CREATE TABLE my_dataset.customers (
customer_id STRING, -- platform user ID
hem STRING, -- hashed email
phone_hashed STRING, -- hashed phone
first_seen DATETIME, -- first interaction
last_seen DATETIME, -- last interaction
signup_date DATETIME, -- when the user registered
country STRING, -- country of the customer
city STRING, -- city (optional)
gender STRING, -- demographic attribute
age INT64, -- demographic attribute
acquisition_channel STRING,-- e.g. paid_search, organic, referral
device_class STRING, -- desktop, mobile, tablet
browser STRING, -- browser name
total_orders INT64, -- pre-aggregated feature
avg_order_value FLOAT64, -- pre-aggregated feature
last_order_date DATETIME -- pre-aggregated feature
);

2. Event table — Orders (immutable)

Orders must be immutable. Use either orders_completed (one row per completed order) or order_status_history (one row per status change).

CREATE TABLE my_dataset.orders_completed (
order_id STRING, -- strongly recommended for reconciliation
customer_id STRING, -- join to user
event_timestamp DATETIME, -- order completion time (UTC)
monetary FLOAT64, -- total order value
currency STRING, -- ISO 4217 code
basket JSON, -- products purchased
payment_method STRING, -- credit card, PayPal, etc.
shipping_country STRING, -- country of delivery
transaction_status STRING -- e.g. completed, refunded
);

Order ID is not required by BPP models, but it is strongly recommended for ad-platform integrations (Google/Meta value bidding).

Basket JSON structure

[
{
"product_id": "SKU_12345",
"product_name": "Running Shoes X",
"brand": "Nike",
"product_category": "Shoes||Running",
"product_quantity": 1,
"product_price": 89.99
},
{
"product_id": "SKU_67890",
"product_name": "Training T-Shirt",
"brand": "Adidas",
"product_category": "Apparel||Tops",
"product_quantity": 2,
"product_price": 25.00
}
]
  • Categories can be hierarchical using ||.
  • At least product_id, product_quantity, and product_price are mandatory.

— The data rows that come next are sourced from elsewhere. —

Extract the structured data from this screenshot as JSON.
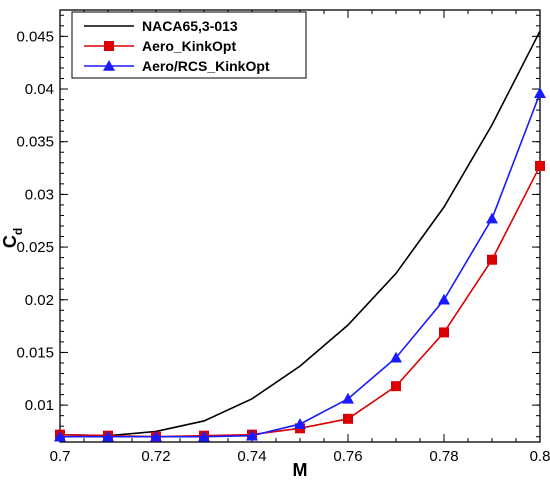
{
  "chart_data": {
    "type": "line",
    "xlabel": "M",
    "ylabel_main": "C",
    "ylabel_sub": "d",
    "xlim": [
      0.7,
      0.8
    ],
    "ylim": [
      0.0065,
      0.0475
    ],
    "xticks": [
      0.7,
      0.72,
      0.74,
      0.76,
      0.78,
      0.8
    ],
    "xtick_labels": [
      "0.7",
      "0.72",
      "0.74",
      "0.76",
      "0.78",
      "0.8"
    ],
    "yticks": [
      0.01,
      0.015,
      0.02,
      0.025,
      0.03,
      0.035,
      0.04,
      0.045
    ],
    "ytick_labels": [
      "0.01",
      "0.015",
      "0.02",
      "0.025",
      "0.03",
      "0.035",
      "0.04",
      "0.045"
    ],
    "grid": false,
    "legend_position": "top-left",
    "series": [
      {
        "name": "NACA65,3-013",
        "color": "#000000",
        "marker": "none",
        "x": [
          0.7,
          0.71,
          0.72,
          0.73,
          0.74,
          0.75,
          0.76,
          0.77,
          0.78,
          0.79,
          0.8
        ],
        "y": [
          0.0072,
          0.0071,
          0.0075,
          0.0085,
          0.0106,
          0.0137,
          0.0176,
          0.0225,
          0.0288,
          0.0366,
          0.0455
        ]
      },
      {
        "name": "Aero_KinkOpt",
        "color": "#dd0000",
        "marker": "square",
        "x": [
          0.7,
          0.71,
          0.72,
          0.73,
          0.74,
          0.75,
          0.76,
          0.77,
          0.78,
          0.79,
          0.8
        ],
        "y": [
          0.0072,
          0.0071,
          0.007,
          0.0071,
          0.0072,
          0.0078,
          0.0087,
          0.0118,
          0.0169,
          0.0238,
          0.0327
        ]
      },
      {
        "name": "Aero/RCS_KinkOpt",
        "color": "#1a1aff",
        "marker": "triangle",
        "x": [
          0.7,
          0.71,
          0.72,
          0.73,
          0.74,
          0.75,
          0.76,
          0.77,
          0.78,
          0.79,
          0.8
        ],
        "y": [
          0.007,
          0.007,
          0.007,
          0.007,
          0.0071,
          0.0082,
          0.0106,
          0.0145,
          0.02,
          0.0277,
          0.0396
        ]
      }
    ]
  }
}
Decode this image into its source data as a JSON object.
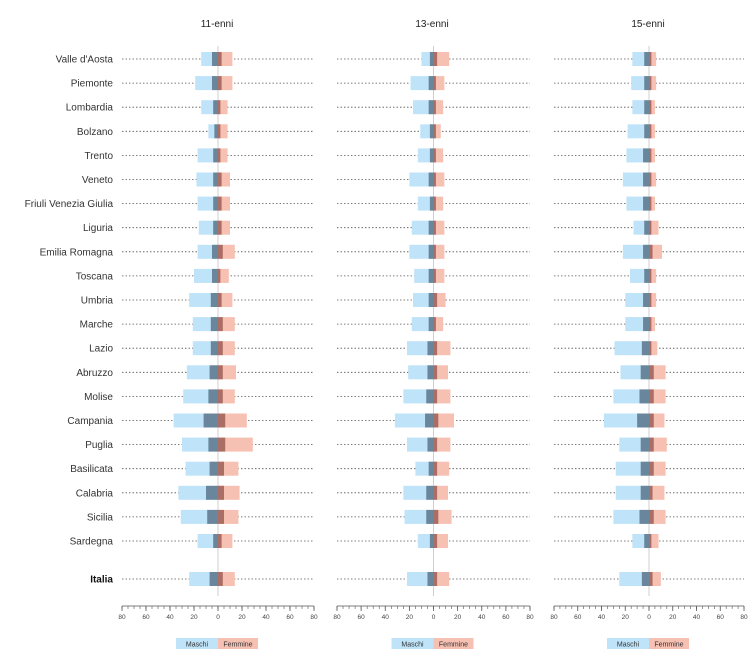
{
  "chart_data": {
    "type": "bar",
    "orientation": "horizontal",
    "layout": "diverging (males to the left, females to the right of 0)",
    "panels": [
      {
        "title": "11-enni",
        "series": [
          {
            "name": "Maschi",
            "key": "m",
            "values": [
              -14,
              -19,
              -14,
              -8,
              -17,
              -18,
              -17,
              -16,
              -17,
              -20,
              -24,
              -21,
              -21,
              -26,
              -29,
              -37,
              -30,
              -27,
              -33,
              -31,
              -17
            ],
            "total": -24
          },
          {
            "name": "Femmine",
            "key": "f",
            "values": [
              12,
              12,
              8,
              8,
              8,
              10,
              10,
              10,
              14,
              9,
              12,
              14,
              14,
              15,
              14,
              24,
              29,
              17,
              18,
              17,
              12
            ],
            "total": 14
          }
        ],
        "inner": [
          {
            "key": "m",
            "values": [
              -5,
              -5,
              -4,
              -3,
              -4,
              -4,
              -4,
              -4,
              -5,
              -5,
              -6,
              -6,
              -6,
              -7,
              -8,
              -12,
              -8,
              -7,
              -10,
              -9,
              -4
            ],
            "total": -7
          },
          {
            "key": "f",
            "values": [
              3,
              3,
              2,
              2,
              2,
              3,
              3,
              3,
              4,
              2,
              3,
              4,
              4,
              4,
              4,
              6,
              6,
              5,
              5,
              5,
              3
            ],
            "total": 4
          }
        ]
      },
      {
        "title": "13-enni",
        "series": [
          {
            "name": "Maschi",
            "key": "m",
            "values": [
              -10,
              -19,
              -17,
              -11,
              -13,
              -20,
              -13,
              -18,
              -20,
              -16,
              -17,
              -18,
              -22,
              -21,
              -25,
              -32,
              -22,
              -15,
              -25,
              -24,
              -13
            ],
            "total": -22
          },
          {
            "name": "Femmine",
            "key": "f",
            "values": [
              13,
              9,
              8,
              6,
              8,
              9,
              8,
              9,
              9,
              9,
              10,
              8,
              14,
              12,
              14,
              17,
              14,
              13,
              12,
              15,
              12
            ],
            "total": 13
          }
        ],
        "inner": [
          {
            "key": "m",
            "values": [
              -3,
              -4,
              -4,
              -3,
              -3,
              -4,
              -3,
              -4,
              -4,
              -4,
              -4,
              -4,
              -5,
              -5,
              -6,
              -7,
              -5,
              -4,
              -6,
              -6,
              -3
            ],
            "total": -5
          },
          {
            "key": "f",
            "values": [
              3,
              2,
              2,
              2,
              2,
              2,
              2,
              2,
              2,
              2,
              3,
              2,
              3,
              3,
              3,
              4,
              3,
              3,
              3,
              4,
              3
            ],
            "total": 3
          }
        ]
      },
      {
        "title": "15-enni",
        "series": [
          {
            "name": "Maschi",
            "key": "m",
            "values": [
              -14,
              -15,
              -14,
              -18,
              -19,
              -22,
              -19,
              -13,
              -22,
              -16,
              -20,
              -20,
              -29,
              -24,
              -30,
              -38,
              -25,
              -28,
              -28,
              -30,
              -14
            ],
            "total": -25
          },
          {
            "name": "Femmine",
            "key": "f",
            "values": [
              6,
              6,
              5,
              5,
              5,
              6,
              5,
              8,
              11,
              6,
              6,
              5,
              7,
              14,
              14,
              13,
              15,
              14,
              13,
              14,
              8
            ],
            "total": 10
          }
        ],
        "inner": [
          {
            "key": "m",
            "values": [
              -4,
              -4,
              -4,
              -4,
              -5,
              -5,
              -5,
              -4,
              -5,
              -4,
              -5,
              -5,
              -6,
              -7,
              -8,
              -10,
              -7,
              -7,
              -7,
              -8,
              -4
            ],
            "total": -6
          },
          {
            "key": "f",
            "values": [
              2,
              2,
              2,
              2,
              2,
              2,
              2,
              2,
              3,
              2,
              2,
              2,
              2,
              4,
              4,
              4,
              4,
              4,
              3,
              4,
              2
            ],
            "total": 3
          }
        ]
      }
    ],
    "categories": [
      "Valle d'Aosta",
      "Piemonte",
      "Lombardia",
      "Bolzano",
      "Trento",
      "Veneto",
      "Friuli Venezia Giulia",
      "Liguria",
      "Emilia Romagna",
      "Toscana",
      "Umbria",
      "Marche",
      "Lazio",
      "Abruzzo",
      "Molise",
      "Campania",
      "Puglia",
      "Basilicata",
      "Calabria",
      "Sicilia",
      "Sardegna"
    ],
    "total_label": "Italia",
    "xlim": [
      -80,
      80
    ],
    "x_ticks": [
      -80,
      -60,
      -40,
      -20,
      0,
      20,
      40,
      60,
      80
    ],
    "x_tick_labels": [
      "80",
      "60",
      "40",
      "20",
      "0",
      "20",
      "40",
      "60",
      "80"
    ],
    "legend": [
      {
        "name": "Maschi",
        "color": "#bfe3f8"
      },
      {
        "name": "Femmine",
        "color": "#f6c0b2"
      }
    ],
    "legend_position": "bottom",
    "colors": {
      "maschi": "#bfe3f8",
      "femmine": "#f6c0b2",
      "maschi_inner": "#59768c",
      "femmine_inner": "#9e5f57",
      "dotted_line": "#555555",
      "axis": "#555555"
    }
  }
}
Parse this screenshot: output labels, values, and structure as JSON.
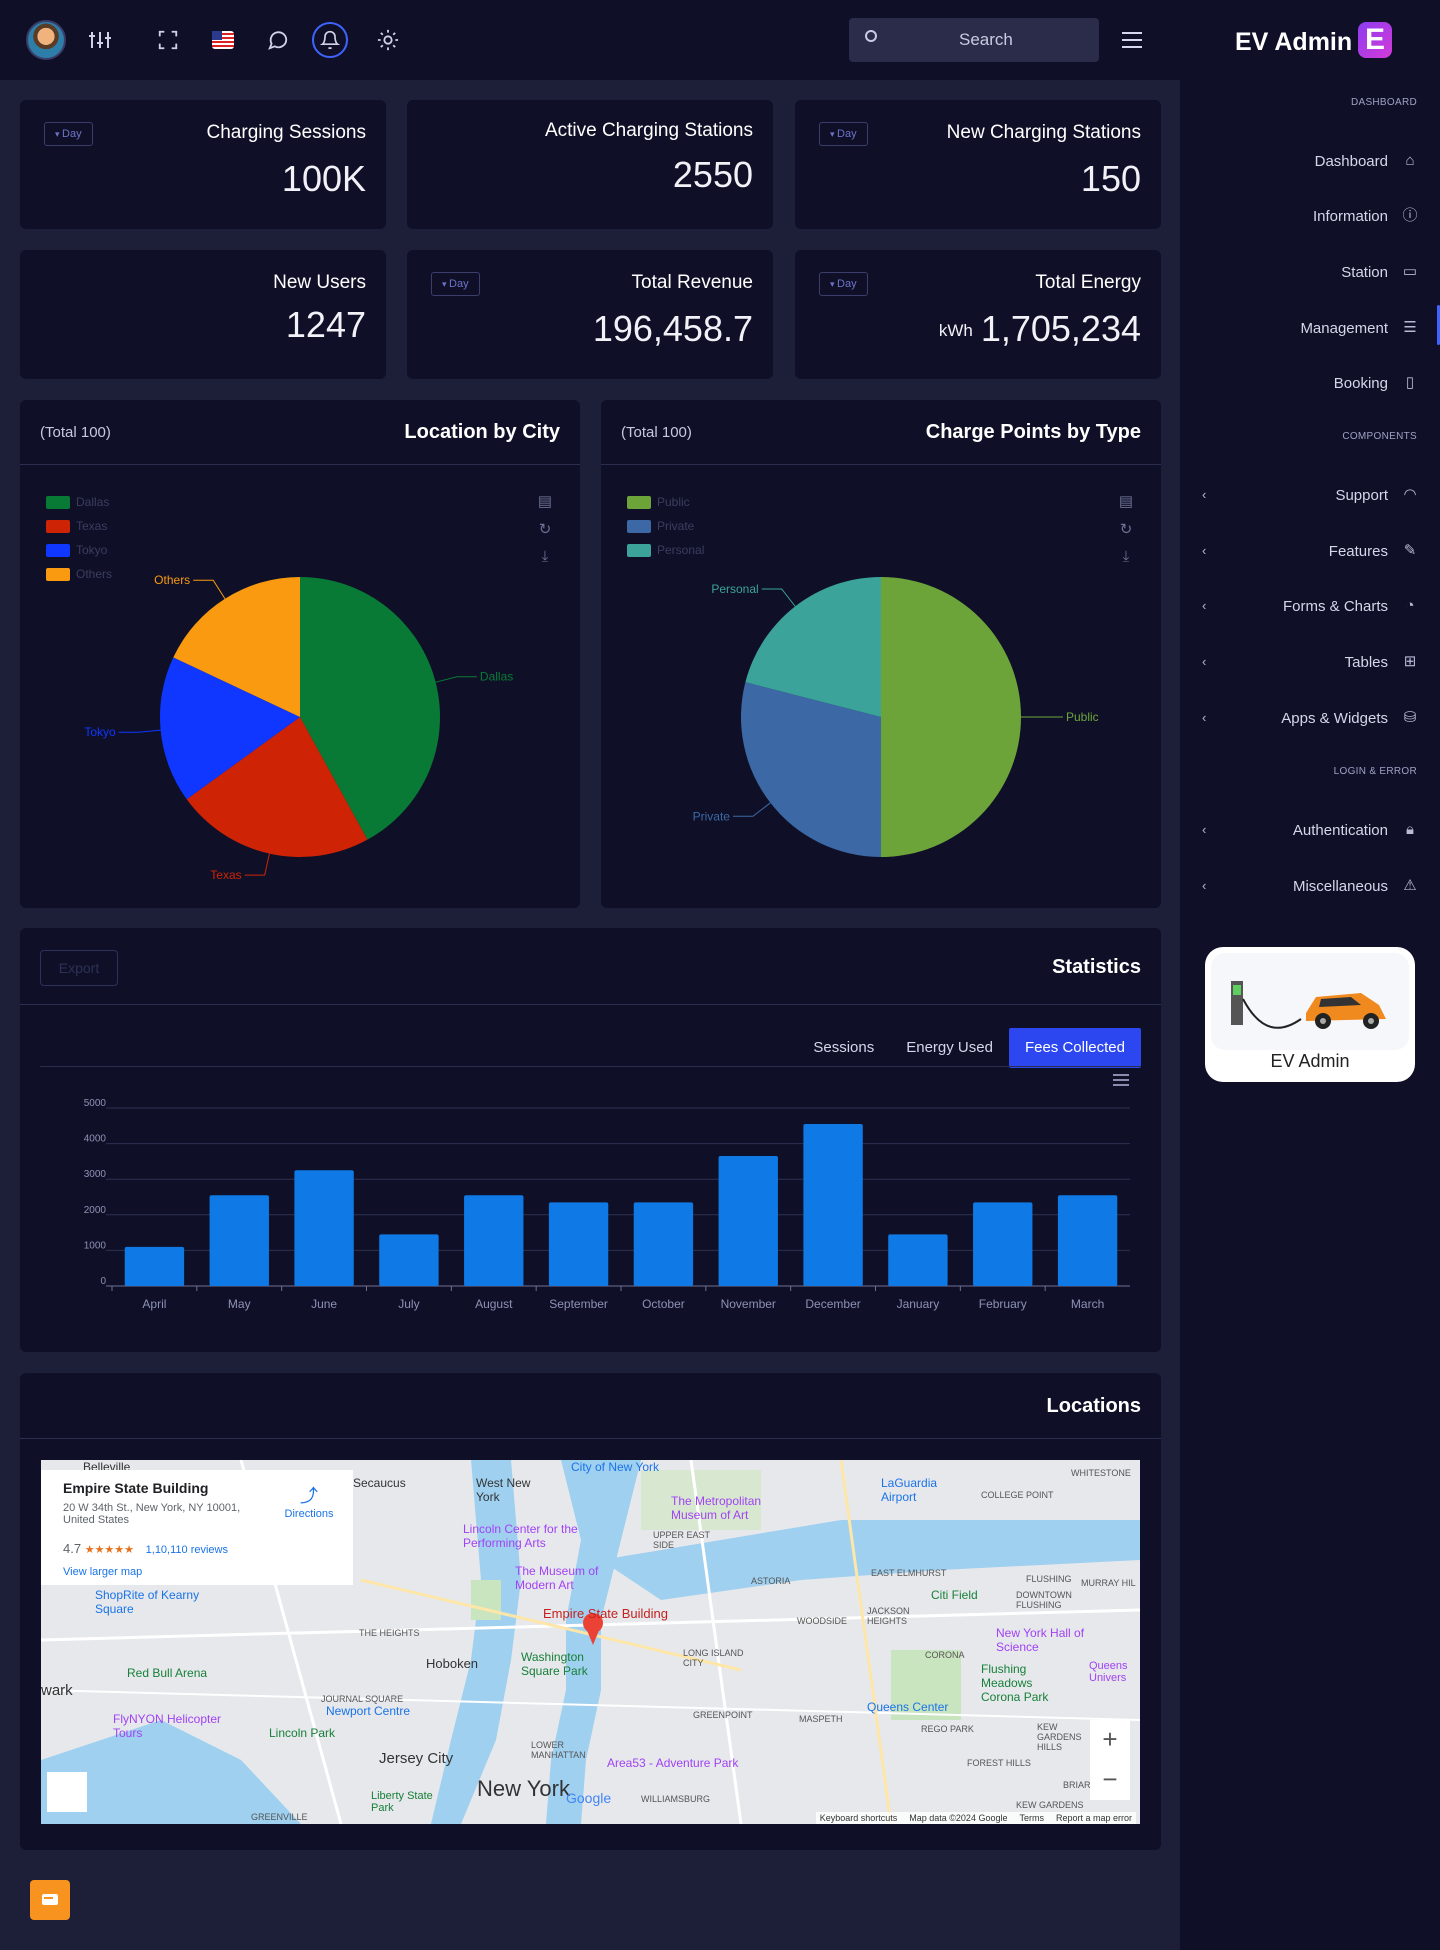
{
  "topbar": {
    "search_placeholder": "Search"
  },
  "kpis": [
    {
      "title": "Charging Sessions",
      "value": "100K",
      "dropdown": "Day"
    },
    {
      "title": "Active Charging Stations",
      "value": "2550"
    },
    {
      "title": "New Charging Stations",
      "value": "150",
      "dropdown": "Day"
    },
    {
      "title": "New Users",
      "value": "1247"
    },
    {
      "title": "Total Revenue",
      "value": "196,458.7",
      "dropdown": "Day"
    },
    {
      "title": "Total Energy",
      "value": "1,705,234",
      "unit": "kWh",
      "dropdown": "Day"
    }
  ],
  "city_chart": {
    "subtitle": "(Total 100)",
    "title": "Location by City",
    "chart_data": {
      "type": "pie",
      "labels": [
        "Dallas",
        "Texas",
        "Tokyo",
        "Others"
      ],
      "values": [
        42,
        23,
        17,
        18
      ],
      "colors": [
        "#087a35",
        "#cf2306",
        "#0f37ff",
        "#fa9a10"
      ]
    }
  },
  "type_chart": {
    "subtitle": "(Total 100)",
    "title": "Charge Points by Type",
    "chart_data": {
      "type": "pie",
      "labels": [
        "Public",
        "Private",
        "Personal"
      ],
      "values": [
        50,
        29,
        21
      ],
      "colors": [
        "#6da43a",
        "#3c69a6",
        "#3ba39a"
      ]
    }
  },
  "statistics": {
    "title": "Statistics",
    "export_label": "Export",
    "tabs": [
      "Sessions",
      "Energy Used",
      "Fees Collected"
    ],
    "active_tab": "Fees Collected",
    "chart_data": {
      "type": "bar",
      "categories": [
        "April",
        "May",
        "June",
        "July",
        "August",
        "September",
        "October",
        "November",
        "December",
        "January",
        "February",
        "March"
      ],
      "values": [
        1100,
        2550,
        3250,
        1450,
        2550,
        2350,
        2350,
        3650,
        4550,
        1450,
        2350,
        2550
      ],
      "ylim": [
        0,
        5000
      ],
      "yticks": [
        0,
        1000,
        2000,
        3000,
        4000,
        5000
      ],
      "color": "#0f7ae5"
    }
  },
  "locations": {
    "title": "Locations",
    "place_name": "Empire State Building",
    "address": "20 W 34th St., New York, NY 10001, United States",
    "rating": "4.7",
    "stars": "★★★★★",
    "reviews": "1,10,110 reviews",
    "directions": "Directions",
    "larger_map": "View larger map",
    "map_labels": [
      {
        "text": "New York"
      },
      {
        "text": "Empire State Building"
      },
      {
        "text": "Hoboken"
      },
      {
        "text": "Jersey City"
      },
      {
        "text": "West New York"
      },
      {
        "text": "Secaucus"
      },
      {
        "text": "LaGuardia Airport"
      },
      {
        "text": "Citi Field"
      },
      {
        "text": "Queens Center"
      },
      {
        "text": "Red Bull Arena"
      },
      {
        "text": "Lincoln Park"
      },
      {
        "text": "Liberty State Park"
      },
      {
        "text": "Area53 - Adventure Park"
      },
      {
        "text": "Washington Square Park"
      },
      {
        "text": "The Metropolitan Museum of Art"
      },
      {
        "text": "The Museum of Modern Art"
      },
      {
        "text": "Lincoln Center for the Performing Arts"
      },
      {
        "text": "Newport Centre"
      },
      {
        "text": "New York Hall of Science"
      },
      {
        "text": "Flushing Meadows Corona Park"
      },
      {
        "text": "ASTORIA"
      },
      {
        "text": "LONG ISLAND CITY"
      },
      {
        "text": "GREENPOINT"
      },
      {
        "text": "WILLIAMSBURG"
      },
      {
        "text": "MASPETH"
      },
      {
        "text": "CORONA"
      },
      {
        "text": "REGO PARK"
      },
      {
        "text": "FOREST HILLS"
      },
      {
        "text": "WOODSIDE"
      },
      {
        "text": "JACKSON HEIGHTS"
      },
      {
        "text": "EAST ELMHURST"
      },
      {
        "text": "FLUSHING"
      },
      {
        "text": "UPPER EAST SIDE"
      },
      {
        "text": "THE HEIGHTS"
      },
      {
        "text": "JOURNAL SQUARE"
      },
      {
        "text": "LOWER MANHATTAN"
      },
      {
        "text": "Belleville"
      },
      {
        "text": "City of New York"
      },
      {
        "text": "FlyNYON Helicopter Tours"
      },
      {
        "text": "ShopRite of Kearny Square"
      },
      {
        "text": "wark"
      },
      {
        "text": "COLLEGE POINT"
      },
      {
        "text": "WHITESTONE"
      },
      {
        "text": "DOWNTOWN FLUSHING"
      },
      {
        "text": "MURRAY HIL"
      },
      {
        "text": "Queens Univers"
      },
      {
        "text": "KEW GARDENS HILLS"
      },
      {
        "text": "KEW GARDENS"
      },
      {
        "text": "BRIAR"
      },
      {
        "text": "GREENVILLE"
      },
      {
        "text": "Google"
      }
    ],
    "footer": [
      "Keyboard shortcuts",
      "Map data ©2024 Google",
      "Terms",
      "Report a map error"
    ]
  },
  "sidebar": {
    "brand": "EV Admin",
    "logo_letter": "E",
    "sections": {
      "dashboard": "DASHBOARD",
      "components": "COMPONENTS",
      "login": "LOGIN & ERROR"
    },
    "items": [
      {
        "label": "Dashboard",
        "icon": "home-icon"
      },
      {
        "label": "Information",
        "icon": "info-icon"
      },
      {
        "label": "Station",
        "icon": "battery-icon"
      },
      {
        "label": "Management",
        "icon": "list-icon"
      },
      {
        "label": "Booking",
        "icon": "book-icon"
      },
      {
        "label": "Support",
        "icon": "headphones-icon"
      },
      {
        "label": "Features",
        "icon": "edit-icon"
      },
      {
        "label": "Forms & Charts",
        "icon": "pie-icon"
      },
      {
        "label": "Tables",
        "icon": "grid-icon"
      },
      {
        "label": "Apps & Widgets",
        "icon": "database-icon"
      },
      {
        "label": "Authentication",
        "icon": "lock-icon"
      },
      {
        "label": "Miscellaneous",
        "icon": "alert-icon"
      }
    ],
    "promo_caption": "EV Admin"
  },
  "colors": {
    "accent": "#2c46f0",
    "bar": "#0f7ae5",
    "card": "#0f1027",
    "background": "#1d1e38"
  }
}
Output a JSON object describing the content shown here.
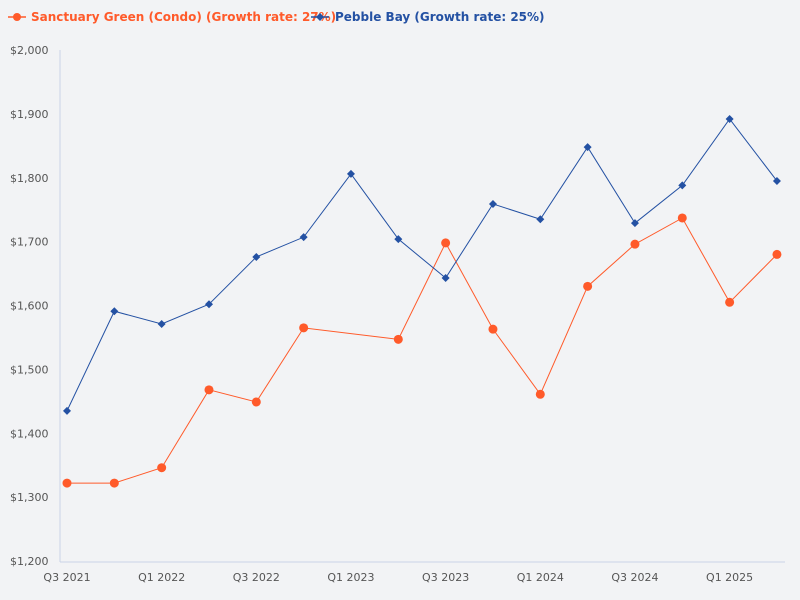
{
  "chart_data": {
    "type": "line",
    "categories": [
      "Q3 2021",
      "Q4 2021",
      "Q1 2022",
      "Q2 2022",
      "Q3 2022",
      "Q4 2022",
      "Q1 2023",
      "Q2 2023",
      "Q3 2023",
      "Q4 2023",
      "Q1 2024",
      "Q2 2024",
      "Q3 2024",
      "Q4 2024",
      "Q1 2025",
      "Q2 2025"
    ],
    "x_tick_labels": [
      "Q3 2021",
      "Q1 2022",
      "Q3 2022",
      "Q1 2023",
      "Q3 2023",
      "Q1 2024",
      "Q3 2024",
      "Q1 2025"
    ],
    "y_tick_labels": [
      "$1,200",
      "$1,300",
      "$1,400",
      "$1,500",
      "$1,600",
      "$1,700",
      "$1,800",
      "$1,900",
      "$2,000"
    ],
    "ylim": [
      1200,
      2000
    ],
    "grid": false,
    "legend_position": "top-left",
    "series": [
      {
        "name": "Sanctuary Green (Condo) (Growth rate: 27%)",
        "color": "#ff5a2a",
        "marker": "circle",
        "values": [
          1322,
          1322,
          1346,
          1468,
          1449,
          1565,
          null,
          1547,
          1698,
          1563,
          1461,
          1630,
          1696,
          1737,
          1605,
          1680
        ]
      },
      {
        "name": "Pebble Bay (Growth rate: 25%)",
        "color": "#2451a3",
        "marker": "diamond",
        "values": [
          1435,
          1591,
          1571,
          1602,
          1676,
          1707,
          1806,
          1704,
          1643,
          1759,
          1735,
          1848,
          1729,
          1788,
          1892,
          1795
        ]
      }
    ]
  }
}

3. Event table — Web behavioural events

CREATE TABLE my_dataset.web_events (
event_id STRING,
event_timestamp DATETIME,
customer_id STRING,
event_type STRING, -- e.g. pageview, add_to_cart, checkout_start
page_url STRING, -- absolute URL, incl. https://
referrer STRING, -- referral URL if available
device_class STRING, -- desktop, mobile, tablet
browser STRING, -- browser name
country STRING,
gclid STRING, -- if from Google Ads click
gbraid STRING, -- if from iOS Safari traffic
wbraid STRING -- if from Android traffic
);

Do

  • Use absolute page URLs for topic/interest classification.
  • Capture click IDs (gclid, wbraid, gbraid) for ad matching.
  • Track device class & browser for behaviour-based features.

Don't

  • Overwrite events — 1 row = 1 event with its own timestamp.
  • Truncate URLs — you'll lose query params critical for attribution.

Do & don't summary

✅ Do❌ Don't
Use immutable facts (orders completed or status history)Overwrite order rows with new statuses
Store transaction_id for reconciliation & adsDrop transaction_id — debugging & bidding will fail
Include absolute URLs in behavioural dataKeep only page titles — topic classification won't work
Capture gclid/gbraid/wbraid click IDsDrop attribution parameters
Hash PII with SHA-256 (Google/Meta rules)Hash incorrectly (wrong casing, whitespace, Gmail dots)

Why this matters

  • Immutable order history keeps pcLTV and RFM calculations accurate.
  • Granular behavioural events power Action Prediction and Interest Analysis.
  • Consistent identifiers (hashed email, cookies, CRM IDs) enable ad-platform matching.
  • Pre-aggregated user features make model training faster and more accurate.